En offrant par défaut un chiffrement de bout en bout, en proposant des options de messages éphémères et en permettant de vérifier l'identité de son interlocuteur, Signal fait figure de référence en matière de vie privée. Et c'est d'autant plus vrai que le service est géré par une fondation reposant uniquement sur des dons.

Toutefois, selon The Verge, certains employés de Signal s'inquiètent désormais de la montée en puissance du service. L'application serait aujourd'hui entre les mains de 22 millions d'adeptes, mais aucune politique d'utilisation n'a été établie.

« Ils ne veulent même pas savoir à quoi ressemblerait une politique d'utilisation », explique Gregg Bernstein, un ancien chercheur employé de la fondation, en faisant référence à la direction.

Le problème a récemment pris une tout autre ampleur. D'une part, le réseau social Parler ainsi que Telegram ont été pointés du doigt pour avoir été pris d'assaut par des militants extrémistes. Parler aurait notamment servi à organiser la tentative d'insurrection du Capitole aux États-Unis, tandis que Telegram hébergeait plusieurs groupes partageant des propos haineux.

Des outils controversés

Or Signal a introduit en octobre dernier des liens de groupes de discussion. Ces derniers peuvent être partagés et contenir jusqu'à 1 000 membres. Au sein de ces espaces, l'intégralité des échanges est chiffrée. De fait, Signal pourrait alors servir à héberger des contenus jugés inappropriés.

Par ailleurs, afin de renforcer la sécurité des utilisateurs, Signal planche actuellement sur un mécanisme ne nécessitant pas de donner un numéro de téléphone. Signal pourrait ainsi introduire des identifiants uniques. Un tel dispositif pourrait toutefois affaiblir le système de vérification actuellement en place, une personne malintentionnée pouvant alors se faire passer pour quelqu'un d'autre.

Pour certains employés, ces éléments sont sujets à débat. Interrogé par l'un d'entre eux, le P.-D.G. et co-fondateur de Signal Moxie Marlinspike reste vague et explique qu'à moins que cela ne devienne une réalité, rien ne sera fait.

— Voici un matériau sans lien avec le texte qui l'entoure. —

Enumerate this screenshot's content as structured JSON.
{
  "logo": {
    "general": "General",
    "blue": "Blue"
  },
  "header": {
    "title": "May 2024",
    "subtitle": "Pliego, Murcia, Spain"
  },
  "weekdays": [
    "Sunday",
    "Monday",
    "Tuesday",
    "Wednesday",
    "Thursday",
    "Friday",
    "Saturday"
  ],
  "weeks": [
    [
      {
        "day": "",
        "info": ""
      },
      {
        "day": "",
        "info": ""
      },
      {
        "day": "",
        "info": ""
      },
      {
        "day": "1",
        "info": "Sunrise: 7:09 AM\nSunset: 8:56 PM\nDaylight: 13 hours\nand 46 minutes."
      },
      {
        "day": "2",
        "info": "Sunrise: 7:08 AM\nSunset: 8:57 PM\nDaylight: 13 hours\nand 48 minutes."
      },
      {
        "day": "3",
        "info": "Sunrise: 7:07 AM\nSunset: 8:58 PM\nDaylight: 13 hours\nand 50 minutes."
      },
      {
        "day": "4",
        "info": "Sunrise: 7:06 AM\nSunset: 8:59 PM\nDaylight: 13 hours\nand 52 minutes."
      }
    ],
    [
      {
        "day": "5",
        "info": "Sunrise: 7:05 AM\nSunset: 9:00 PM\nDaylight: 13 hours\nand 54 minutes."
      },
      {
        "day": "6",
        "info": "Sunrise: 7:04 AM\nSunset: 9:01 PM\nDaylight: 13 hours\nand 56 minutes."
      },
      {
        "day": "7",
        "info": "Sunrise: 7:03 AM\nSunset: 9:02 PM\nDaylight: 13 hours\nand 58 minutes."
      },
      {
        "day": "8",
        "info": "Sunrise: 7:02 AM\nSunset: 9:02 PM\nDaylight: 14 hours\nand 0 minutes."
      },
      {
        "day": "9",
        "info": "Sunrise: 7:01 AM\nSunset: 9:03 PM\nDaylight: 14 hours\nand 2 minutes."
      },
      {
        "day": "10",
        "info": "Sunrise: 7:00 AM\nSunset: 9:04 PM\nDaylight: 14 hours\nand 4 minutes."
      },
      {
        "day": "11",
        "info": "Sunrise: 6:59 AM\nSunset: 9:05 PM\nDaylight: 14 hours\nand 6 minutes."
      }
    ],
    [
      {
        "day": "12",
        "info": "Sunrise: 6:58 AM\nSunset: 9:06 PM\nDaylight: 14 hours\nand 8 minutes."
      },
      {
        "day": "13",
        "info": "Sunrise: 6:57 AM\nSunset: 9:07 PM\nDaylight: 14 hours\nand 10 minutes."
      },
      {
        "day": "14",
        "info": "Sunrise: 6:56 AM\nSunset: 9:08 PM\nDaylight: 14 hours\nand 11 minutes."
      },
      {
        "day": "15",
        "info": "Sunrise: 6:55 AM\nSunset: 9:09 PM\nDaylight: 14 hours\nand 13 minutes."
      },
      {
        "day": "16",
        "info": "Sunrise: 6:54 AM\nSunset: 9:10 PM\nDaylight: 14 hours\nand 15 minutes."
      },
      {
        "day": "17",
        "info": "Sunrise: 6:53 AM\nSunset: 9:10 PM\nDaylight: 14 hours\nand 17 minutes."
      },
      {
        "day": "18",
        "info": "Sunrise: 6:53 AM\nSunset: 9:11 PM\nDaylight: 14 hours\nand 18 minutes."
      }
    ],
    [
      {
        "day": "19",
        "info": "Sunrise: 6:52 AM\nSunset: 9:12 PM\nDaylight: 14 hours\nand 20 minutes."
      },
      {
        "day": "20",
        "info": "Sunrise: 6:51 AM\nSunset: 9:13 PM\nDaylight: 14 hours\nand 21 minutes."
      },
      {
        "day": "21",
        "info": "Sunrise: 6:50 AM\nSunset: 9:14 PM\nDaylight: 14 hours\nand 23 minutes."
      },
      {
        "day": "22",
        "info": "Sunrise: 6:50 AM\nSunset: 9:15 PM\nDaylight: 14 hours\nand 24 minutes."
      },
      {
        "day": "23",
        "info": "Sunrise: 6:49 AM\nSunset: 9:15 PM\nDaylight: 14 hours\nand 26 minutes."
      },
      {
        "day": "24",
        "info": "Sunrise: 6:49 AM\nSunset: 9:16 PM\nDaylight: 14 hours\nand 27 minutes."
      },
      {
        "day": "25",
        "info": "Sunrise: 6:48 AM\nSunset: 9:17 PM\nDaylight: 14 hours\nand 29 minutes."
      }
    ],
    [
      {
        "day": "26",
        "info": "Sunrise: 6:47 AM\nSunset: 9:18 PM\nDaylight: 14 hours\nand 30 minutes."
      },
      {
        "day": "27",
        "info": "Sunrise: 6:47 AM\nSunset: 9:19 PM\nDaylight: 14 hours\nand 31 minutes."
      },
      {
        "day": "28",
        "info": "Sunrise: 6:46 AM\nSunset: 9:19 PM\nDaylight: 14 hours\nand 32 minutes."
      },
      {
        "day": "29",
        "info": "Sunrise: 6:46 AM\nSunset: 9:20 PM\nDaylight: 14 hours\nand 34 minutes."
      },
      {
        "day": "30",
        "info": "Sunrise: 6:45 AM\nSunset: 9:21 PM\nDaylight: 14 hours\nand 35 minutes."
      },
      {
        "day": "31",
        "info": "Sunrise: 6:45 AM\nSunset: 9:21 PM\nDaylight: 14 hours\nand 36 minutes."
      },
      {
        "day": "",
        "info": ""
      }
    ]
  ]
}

Moxie Marlinspike ajoute que Signal n'est pas un média et la société n'essaie pas de mettre en avant certains contenus, d'autant qu'elle n'a d'ailleurs pas accès à ces derniers.

À l'heure actuelle, Signal n'a repéré aucun lien de groupe privé partagé par des extrémistes sur les réseaux sociaux. Moxie Marlinspike s'est toutefois engagé à embaucher une personne dédiée à la mise en place de conditions d'utilisation et le cas échéant à fermer les groupes privés s'ils devaient être envahis par des extrémistes.

Qu'en pense-t-on chez Clubic ?

Interrogé par nos soins au sujet des abus potentiels de sa messagerie, Andy Yen, fondateur de Protonmail, expliquait que « ce n'est pas parce que les terroristes utilisent le métro que l'on va fermer ce dernier ». Et d'ajouter que « si l'on considère la situation de manière rationnelle, les apports du chiffrement pour protéger sa vie privée sont plus importants que le risque qu'un terroriste fasse usage de ProtonMail ».

Signal ne fait pas exception à cette règle et l'application est déjà utilisée à des fins jugées simultanément « malveillantes » par certains et « bienveillantes » par d'autres.

On imagine cependant que si ces groupes venaient à être exploités publiquement, plutôt qu'une censure qui n'a pas lieu d'être sur une messagerie prônant la liberté d'expression, le nombre de participants aujourd'hui plafonné à 1 000 serait drastiquement revu à la baisse pour un usage plus familial ou professionnel.